10 DECEMBER, 2013

Vasilopita, for the grandest of loves

Grains of crystalized sugar, dated and grafted with the faint scent of vanilla and grated cloves, jumped out at me unexpectedly as I leafed through its pages. The pages had turned yellow with time, held together by a string that had kept it bound and safe against the scatter time often brings. There, amongst the scribbles written in dark blue ink by my Great Grandfather Basil, an array of dessert recipes. The recipes were full of life, just like he was; the man who “stole” my Great Grandmother Crystal. Her father was a brigadier and a prominent personality of Kefalonia. My Great Grandfather quit his job in the Grendarmerie and fled to Athens so they can build a life. Together.

My grandmother searched high and low to find this «book»: her polished old furniture were turned upside down during her search. At some point she resigned herself, disappointed in the thought that it was «probably lost during one of the moves.» The pages contained more than recipes. Within in one, the story of her parents great love unfolded – a love imbued with small shorts of aged cognac, orange zest and the discreet scent of cow’s butter: Each page presented one dessert – one for every heart beat that Crystal brought to Basil’s chest. Also, on the top was a date, and the recipes were in order – a makeshift calendar of their life together, a valuable mosaic of crystal moments and even more crystal emotions.
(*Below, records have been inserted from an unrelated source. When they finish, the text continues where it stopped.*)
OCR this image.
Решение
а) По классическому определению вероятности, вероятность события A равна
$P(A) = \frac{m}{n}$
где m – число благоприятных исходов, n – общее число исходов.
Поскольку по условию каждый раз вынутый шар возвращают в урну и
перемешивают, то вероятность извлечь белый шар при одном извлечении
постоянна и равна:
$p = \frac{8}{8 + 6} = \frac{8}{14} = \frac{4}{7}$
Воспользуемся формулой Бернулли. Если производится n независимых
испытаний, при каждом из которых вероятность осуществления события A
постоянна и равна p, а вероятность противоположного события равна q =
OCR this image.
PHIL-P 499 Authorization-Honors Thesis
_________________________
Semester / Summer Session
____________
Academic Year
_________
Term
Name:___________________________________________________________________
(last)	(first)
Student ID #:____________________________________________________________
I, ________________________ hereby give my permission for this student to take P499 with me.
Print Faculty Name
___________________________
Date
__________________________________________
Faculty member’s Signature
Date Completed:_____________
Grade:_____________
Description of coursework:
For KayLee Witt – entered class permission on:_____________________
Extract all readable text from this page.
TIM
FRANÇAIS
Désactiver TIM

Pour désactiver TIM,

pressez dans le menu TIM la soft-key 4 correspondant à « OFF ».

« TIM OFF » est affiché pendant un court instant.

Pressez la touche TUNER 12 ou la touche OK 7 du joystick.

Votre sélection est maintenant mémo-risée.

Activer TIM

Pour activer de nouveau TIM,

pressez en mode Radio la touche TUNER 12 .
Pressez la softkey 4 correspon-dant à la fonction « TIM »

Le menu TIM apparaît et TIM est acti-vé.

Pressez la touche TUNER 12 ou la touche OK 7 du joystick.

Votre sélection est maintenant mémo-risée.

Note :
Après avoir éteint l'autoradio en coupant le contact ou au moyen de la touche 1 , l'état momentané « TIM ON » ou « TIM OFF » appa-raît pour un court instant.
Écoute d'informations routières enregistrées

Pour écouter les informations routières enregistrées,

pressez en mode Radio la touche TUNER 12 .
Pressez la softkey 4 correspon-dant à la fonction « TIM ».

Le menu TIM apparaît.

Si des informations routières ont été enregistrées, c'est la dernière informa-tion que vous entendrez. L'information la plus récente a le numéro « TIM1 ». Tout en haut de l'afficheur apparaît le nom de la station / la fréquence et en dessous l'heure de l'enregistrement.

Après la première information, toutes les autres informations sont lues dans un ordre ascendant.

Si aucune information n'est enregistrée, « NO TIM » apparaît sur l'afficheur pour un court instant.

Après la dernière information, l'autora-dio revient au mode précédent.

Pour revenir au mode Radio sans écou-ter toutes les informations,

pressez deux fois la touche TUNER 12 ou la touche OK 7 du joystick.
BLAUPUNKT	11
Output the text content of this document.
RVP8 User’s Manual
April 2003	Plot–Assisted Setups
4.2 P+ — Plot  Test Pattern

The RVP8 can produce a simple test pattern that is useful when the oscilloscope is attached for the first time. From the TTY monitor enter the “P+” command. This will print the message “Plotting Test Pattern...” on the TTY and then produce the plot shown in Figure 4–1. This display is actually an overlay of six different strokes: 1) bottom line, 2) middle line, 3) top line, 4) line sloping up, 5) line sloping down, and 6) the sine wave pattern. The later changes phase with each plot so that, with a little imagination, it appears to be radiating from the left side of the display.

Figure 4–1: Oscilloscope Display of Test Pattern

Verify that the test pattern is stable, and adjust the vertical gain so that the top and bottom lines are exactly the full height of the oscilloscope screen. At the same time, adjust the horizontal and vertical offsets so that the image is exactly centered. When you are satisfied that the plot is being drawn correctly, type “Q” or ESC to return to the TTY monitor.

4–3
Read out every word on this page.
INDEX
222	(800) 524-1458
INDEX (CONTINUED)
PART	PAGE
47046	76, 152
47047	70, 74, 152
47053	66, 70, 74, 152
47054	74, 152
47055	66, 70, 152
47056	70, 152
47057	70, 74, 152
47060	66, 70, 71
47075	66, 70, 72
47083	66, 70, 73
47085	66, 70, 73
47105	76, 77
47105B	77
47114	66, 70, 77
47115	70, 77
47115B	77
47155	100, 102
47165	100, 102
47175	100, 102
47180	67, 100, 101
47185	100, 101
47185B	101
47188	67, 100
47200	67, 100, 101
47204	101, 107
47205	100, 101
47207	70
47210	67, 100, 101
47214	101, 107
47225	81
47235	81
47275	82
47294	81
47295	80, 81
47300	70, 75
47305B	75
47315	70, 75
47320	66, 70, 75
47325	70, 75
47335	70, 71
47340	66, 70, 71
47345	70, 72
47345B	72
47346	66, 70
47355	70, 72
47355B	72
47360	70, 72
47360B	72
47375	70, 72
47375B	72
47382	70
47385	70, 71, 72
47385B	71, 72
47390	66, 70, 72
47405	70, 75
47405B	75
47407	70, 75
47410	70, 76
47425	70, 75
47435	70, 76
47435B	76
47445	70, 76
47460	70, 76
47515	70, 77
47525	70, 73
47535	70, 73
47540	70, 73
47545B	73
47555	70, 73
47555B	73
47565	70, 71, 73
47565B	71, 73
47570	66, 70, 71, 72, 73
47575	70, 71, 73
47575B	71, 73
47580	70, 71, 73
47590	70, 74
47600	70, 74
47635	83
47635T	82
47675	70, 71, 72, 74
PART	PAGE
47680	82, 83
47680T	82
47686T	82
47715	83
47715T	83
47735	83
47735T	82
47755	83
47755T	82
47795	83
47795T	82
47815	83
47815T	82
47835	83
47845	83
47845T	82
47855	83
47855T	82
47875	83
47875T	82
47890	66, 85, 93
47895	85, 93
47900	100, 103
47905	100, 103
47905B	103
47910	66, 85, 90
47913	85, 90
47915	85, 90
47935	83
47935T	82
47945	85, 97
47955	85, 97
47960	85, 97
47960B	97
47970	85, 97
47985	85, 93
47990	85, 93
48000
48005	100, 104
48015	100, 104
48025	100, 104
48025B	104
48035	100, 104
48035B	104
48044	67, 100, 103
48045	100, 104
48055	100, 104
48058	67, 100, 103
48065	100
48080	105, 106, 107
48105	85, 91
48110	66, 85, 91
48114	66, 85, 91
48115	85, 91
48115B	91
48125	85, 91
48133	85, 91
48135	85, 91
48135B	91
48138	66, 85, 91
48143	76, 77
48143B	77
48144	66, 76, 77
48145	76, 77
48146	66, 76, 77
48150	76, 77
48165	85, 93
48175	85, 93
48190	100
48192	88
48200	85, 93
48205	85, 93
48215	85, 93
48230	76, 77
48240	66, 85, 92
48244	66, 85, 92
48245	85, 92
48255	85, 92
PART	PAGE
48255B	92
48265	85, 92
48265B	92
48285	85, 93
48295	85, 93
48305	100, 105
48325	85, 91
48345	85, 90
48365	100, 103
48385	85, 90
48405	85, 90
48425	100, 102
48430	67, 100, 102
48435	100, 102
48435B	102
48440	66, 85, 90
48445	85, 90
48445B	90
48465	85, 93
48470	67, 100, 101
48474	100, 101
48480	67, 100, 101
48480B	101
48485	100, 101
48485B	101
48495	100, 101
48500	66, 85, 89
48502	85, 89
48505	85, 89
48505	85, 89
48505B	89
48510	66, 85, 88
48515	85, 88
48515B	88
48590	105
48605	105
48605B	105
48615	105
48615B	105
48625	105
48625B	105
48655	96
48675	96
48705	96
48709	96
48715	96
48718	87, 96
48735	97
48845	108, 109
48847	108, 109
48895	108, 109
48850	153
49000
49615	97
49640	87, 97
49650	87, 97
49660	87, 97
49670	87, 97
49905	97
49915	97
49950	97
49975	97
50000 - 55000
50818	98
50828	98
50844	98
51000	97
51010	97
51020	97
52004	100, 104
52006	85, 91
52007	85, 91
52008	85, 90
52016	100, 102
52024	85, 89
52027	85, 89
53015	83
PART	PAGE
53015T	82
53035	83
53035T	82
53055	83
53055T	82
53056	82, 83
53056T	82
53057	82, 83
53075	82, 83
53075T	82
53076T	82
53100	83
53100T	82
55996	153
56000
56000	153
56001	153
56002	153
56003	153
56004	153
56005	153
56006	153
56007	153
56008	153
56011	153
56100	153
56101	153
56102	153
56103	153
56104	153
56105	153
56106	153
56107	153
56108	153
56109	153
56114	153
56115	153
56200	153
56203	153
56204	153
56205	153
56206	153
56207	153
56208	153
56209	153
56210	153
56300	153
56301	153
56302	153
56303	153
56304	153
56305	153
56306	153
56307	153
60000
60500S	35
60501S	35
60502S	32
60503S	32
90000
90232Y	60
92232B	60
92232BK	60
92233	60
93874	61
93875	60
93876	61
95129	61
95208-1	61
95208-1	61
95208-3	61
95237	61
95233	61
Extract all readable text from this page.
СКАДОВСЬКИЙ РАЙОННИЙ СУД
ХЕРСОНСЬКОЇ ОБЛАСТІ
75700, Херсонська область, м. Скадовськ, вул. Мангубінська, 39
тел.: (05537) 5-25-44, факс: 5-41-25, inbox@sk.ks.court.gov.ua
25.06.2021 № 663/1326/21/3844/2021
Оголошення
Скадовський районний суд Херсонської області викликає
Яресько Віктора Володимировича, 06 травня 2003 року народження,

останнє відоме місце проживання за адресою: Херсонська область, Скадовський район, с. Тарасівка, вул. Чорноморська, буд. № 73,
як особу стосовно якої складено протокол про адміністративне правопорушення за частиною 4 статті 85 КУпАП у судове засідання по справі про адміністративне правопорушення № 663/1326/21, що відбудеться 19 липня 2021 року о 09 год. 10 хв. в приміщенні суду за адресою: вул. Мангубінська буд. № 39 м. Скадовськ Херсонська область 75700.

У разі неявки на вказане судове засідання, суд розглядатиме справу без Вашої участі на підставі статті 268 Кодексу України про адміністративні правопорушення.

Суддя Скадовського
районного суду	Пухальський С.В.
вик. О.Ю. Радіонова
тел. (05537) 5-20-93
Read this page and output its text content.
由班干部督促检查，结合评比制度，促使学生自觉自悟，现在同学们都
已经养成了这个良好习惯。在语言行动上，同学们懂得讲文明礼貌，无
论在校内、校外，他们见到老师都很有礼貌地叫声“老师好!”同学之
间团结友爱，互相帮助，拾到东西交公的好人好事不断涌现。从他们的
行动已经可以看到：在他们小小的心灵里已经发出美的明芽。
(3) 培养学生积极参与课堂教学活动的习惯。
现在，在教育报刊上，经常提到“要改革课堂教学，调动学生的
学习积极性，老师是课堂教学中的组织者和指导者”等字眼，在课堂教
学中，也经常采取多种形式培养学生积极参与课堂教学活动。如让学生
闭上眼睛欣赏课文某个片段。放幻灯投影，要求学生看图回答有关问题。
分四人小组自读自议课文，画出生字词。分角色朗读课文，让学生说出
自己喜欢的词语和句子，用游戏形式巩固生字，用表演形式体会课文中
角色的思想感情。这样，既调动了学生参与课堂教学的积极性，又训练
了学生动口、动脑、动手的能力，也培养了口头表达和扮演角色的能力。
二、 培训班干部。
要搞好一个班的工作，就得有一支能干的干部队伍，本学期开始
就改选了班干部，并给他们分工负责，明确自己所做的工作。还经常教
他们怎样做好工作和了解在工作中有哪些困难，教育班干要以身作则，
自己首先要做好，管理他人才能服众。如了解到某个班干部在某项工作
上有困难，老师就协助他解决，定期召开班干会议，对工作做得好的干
The modern «ping» that echoed from my cellphone distracted me from the pink part of my genealogical history and abruptly brought me back from an age of fairy-tale romances of the interwar period to today. I quickly got dressed, shoved the notebook in my bag and, a few minutes later, I was ringing my grandmother’s doorbell, with a supermarket bag in one hand and the recipes in the other. «Guess what,» I said, showing her the notebook. She touched it with her fingertips, gently, the way that we may touch a valuable object made of fragile material. Her eyes began to water and soon tears were flowing. «Come, come now, don’t get emotional. I found a great recipe for vasilopita. But we must first try it ourselves, so we can figure out what temperature to bake it in, for how long – it isn’t mentioned anywhere in the pages. We don’t want the vasilopita to fall flat and bring bad luck for the entire year! And since if left to my own devices, i’m going to mess it up. I bought the ingredients. Let’s make it together.»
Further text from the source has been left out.